Listen to Interpret (L2I)

This repository constains code for the paper "Listen to Interpret: Post-hoc Interpretability for Audio Networks with NMF" by Jayneel Parekh, Sanjeel Parekh, Pavlo Mozharovskyi, Florence d'Alché-Buc, Gaël Richard (Accepted at NeurIPS 2022)

Link for the project webpage. Contains audio samples and interpretations for all the experiments.

Setup

Virtual Environment

Setup a new conda environment with the env_audio.yml file.

   conda env create -f env_audio.yml

NOTE: The default pytorch installed would be cpu usage only. If you wish to train with GPU (recommended, specially for SONYC-UST), please also run this command after creating the environment (or an equivalent according to your CUDA compatibility).

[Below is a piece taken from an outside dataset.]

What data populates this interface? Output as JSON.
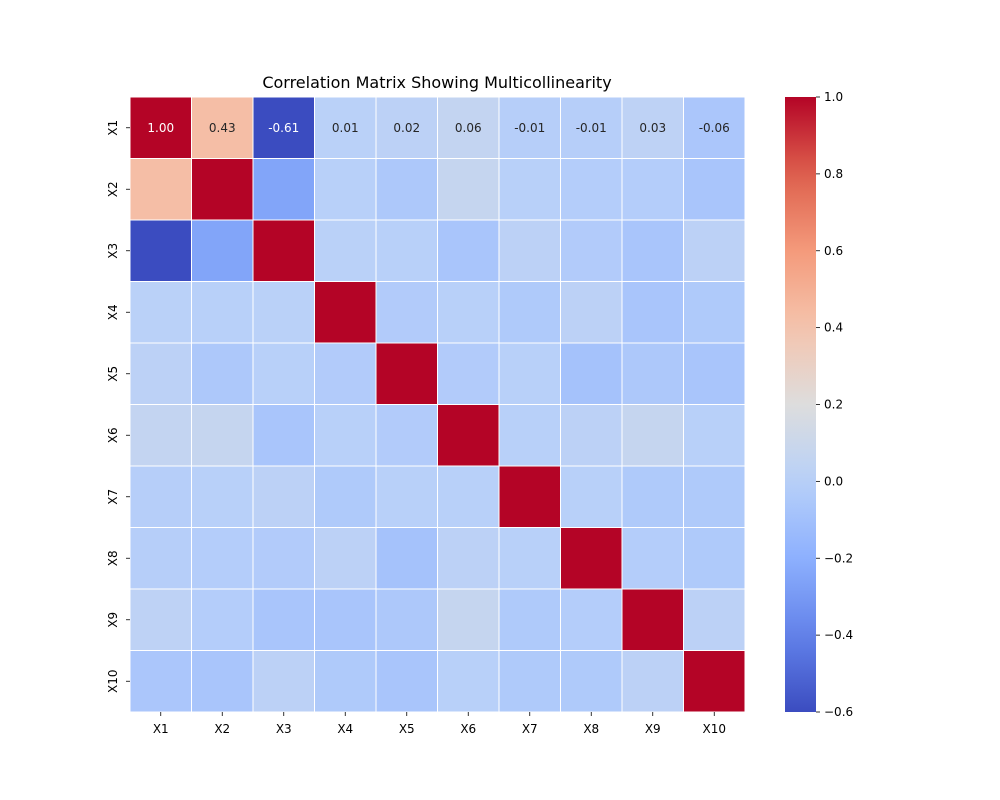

   conda install pytorch==1.7.1 torchvision==0.8.2 cudatoolkit=9.2 -c pytorch

Datasets

We perform experiments on two datasets: ESC-50 AND SONYC-UST. You will need to download and extract the datasets. Instructions for downlading the two are given below.

(1) ESC-50: Download link on their github page. Extract the downloaded zip to the path 'L2I-code/datasets'. Please ensure the name of the extracted folder is: 'ESC50'. The final path of dataset should look like 'L2I-code/datasets/ESC50'

(2) SONYC-UST: Download link and instructions on their Zenodo page. The dataset is offered under the CC BY 4.0 license by its authors. Ensure the name of dataset folder is 'SONYC_UST'. The final path of dataset should look like 'L2I-code/datasets/SONYC_UST'

If the datasets are downloaded and extracted in a different directory, please ensure the paths defined in L61 -- L75 of audint_posthoc.py match their location and names.

Network architecture and trained models

The trained models on ESC-50 fold-1, SONYC-UST are available in the 'output/esc50_output/', 'output/sust_output/' directories respectively along with the trained dictionaries on them.

The backbone network that we fine-tune and perform post-hoc interpretation on is based on the work of Kumar et al.. We have not uploaded the pre-trained weights (on AudioSet) of this network, but rather our fine-tuned weights on our datasets. To train on a new dataset please refer to the original repository.

Usage

audint_posthoc.py is our main file

1. Command: python audint_posthoc.py [mode test or train] [dataset name] [use-gpu True or False] [fine-tune-classifier True or False] [if mode is test, enter model name here as 4th argument]

2. Dataset options: esc50, sust.

3. Example commands: 
   python audint_posthoc.py test esc50 False False try10_AttExpv2.pt 
   python audint_posthoc.py test sust False False try14_AttExp_v2.pt.

These commands should generate the fidelity metrics by default and in case of ESC-50, also generate interpretations from overlap experiment. You can run other experiments (faithfulness or noise experiments) by uncommenting various parts from L1283 -- L1336 of audint_posthoc.py.

NOTE: The functionality for fine-tuning the classifier is not setup properly. Refer to Setup above about this issue.

 4. Command for training:
 python audint_posthoc.py train esc50 True False
 
 GPU-usage is recommended for training. Refer to Setup above for adding GPU-support.